The conservation I had with my cousin not too far back (who I hadn't seen in years) was quite revealing. He was telling me about the hunting property he went in on with a few of his buddies and I asked, "do you actually ever shoot anything?" And he told me, that wasn't the point of going hunting. "I go to be where it's quiet, to get away from those two", pointing at his wife and hell-on-wheels kid. He also told me that he couldn't care less about having "things"...having that hunting property to escape to was what mattered to him.
As far as I'm concerned, they can keep that kind of life to themselves...I'll pass on that, thank you very much.
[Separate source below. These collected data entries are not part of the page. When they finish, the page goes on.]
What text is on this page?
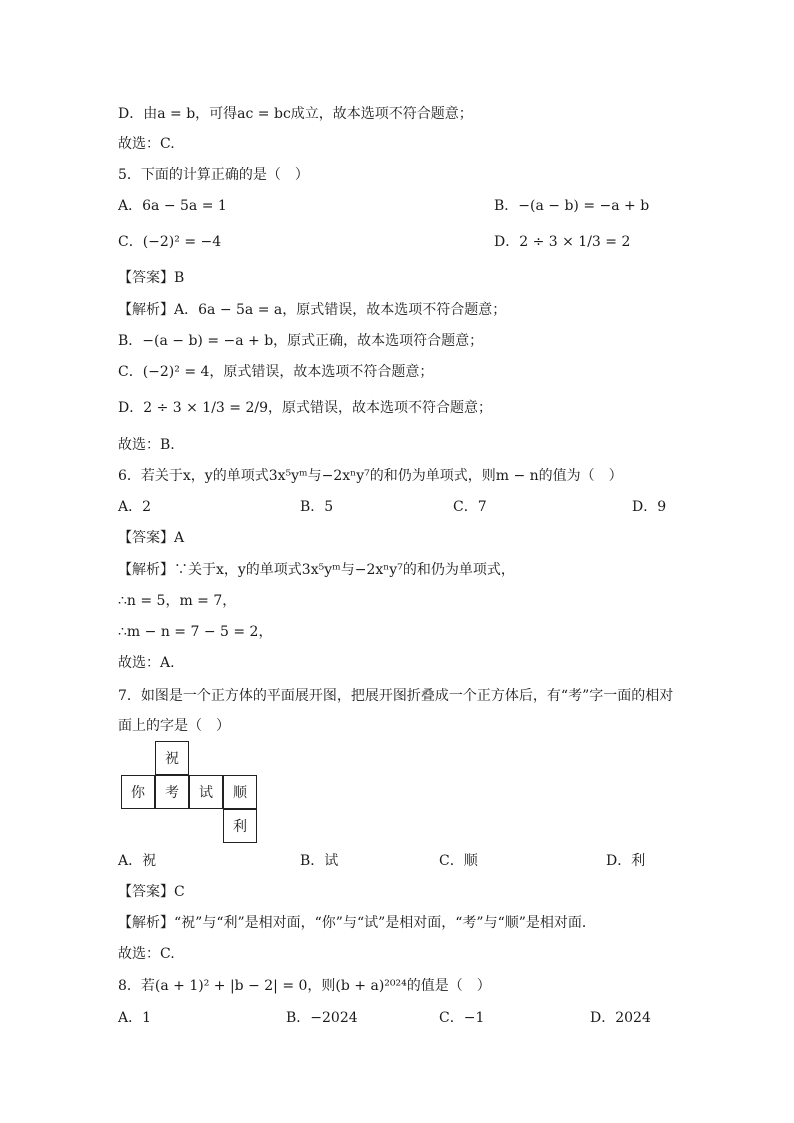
D．由a = b，可得ac = bc成立，故本选项不符合题意；
故选：C.
5．下面的计算正确的是（　）
A．6a − 5a = 1	B．−(a − b) = −a + b
C．(−2)² = −4	D．2 ÷ 3 × 1/3 = 2
【答案】B
【解析】A．6a − 5a = a，原式错误，故本选项不符合题意；
B．−(a − b) = −a + b，原式正确，故本选项符合题意；
C．(−2)² = 4，原式错误，故本选项不符合题意；
D．2 ÷ 3 × 1/3 = 2/9，原式错误，故本选项不符合题意；
故选：B.
6．若关于x，y的单项式3x⁵yᵐ与−2xⁿy⁷的和仍为单项式，则m − n的值为（　）
A．2	B．5	C．7	D．9
【答案】A
【解析】∵关于x，y的单项式3x⁵yᵐ与−2xⁿy⁷的和仍为单项式，
∴n = 5，m = 7，
∴m − n = 7 − 5 = 2，
故选：A.
7．如图是一个正方体的平面展开图，把展开图折叠成一个正方体后，有“考”字一面的相对
面上的字是（　）
祝
你	考	试	顺
利
A．祝	B．试	C．顺	D．利
【答案】C
【解析】“祝”与“利”是相对面，“你”与“试”是相对面，“考”与“顺”是相对面．
故选：C.
8．若(a + 1)² + |b − 2| = 0，则(b + a)²⁰²⁴的值是（　）
A．1	B．−2024	C．−1	D．2024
To be married to the "typical" 21st century woman would be the death of me, that's for sure.
As for your former bosses, Heiny, I can certainly relate to your feelings about the pay issue. How can they live with themselves paying you so little in such an expensive place, while THEY get to bring home the fat checks and bonuses? If you really want to know why I beg, hope and plead the gods of fate to bring on the economic crash of the ages, its' to get back at those people which seek to enrich themselves at the expense of others. Sure, it'll be hard for me too, but hey, I haven't got much to lose...certainly not like what my BIL and cousin have. But what's really sad, if the coming depression really does render these honest hard-working males in my family broke, they'd prolly lose their wives as well...and to me, that's just an indication of the sad society in which we reside in today.
Nowhere to run, nowhere to hide...
...and the meek shall inherit the Earth!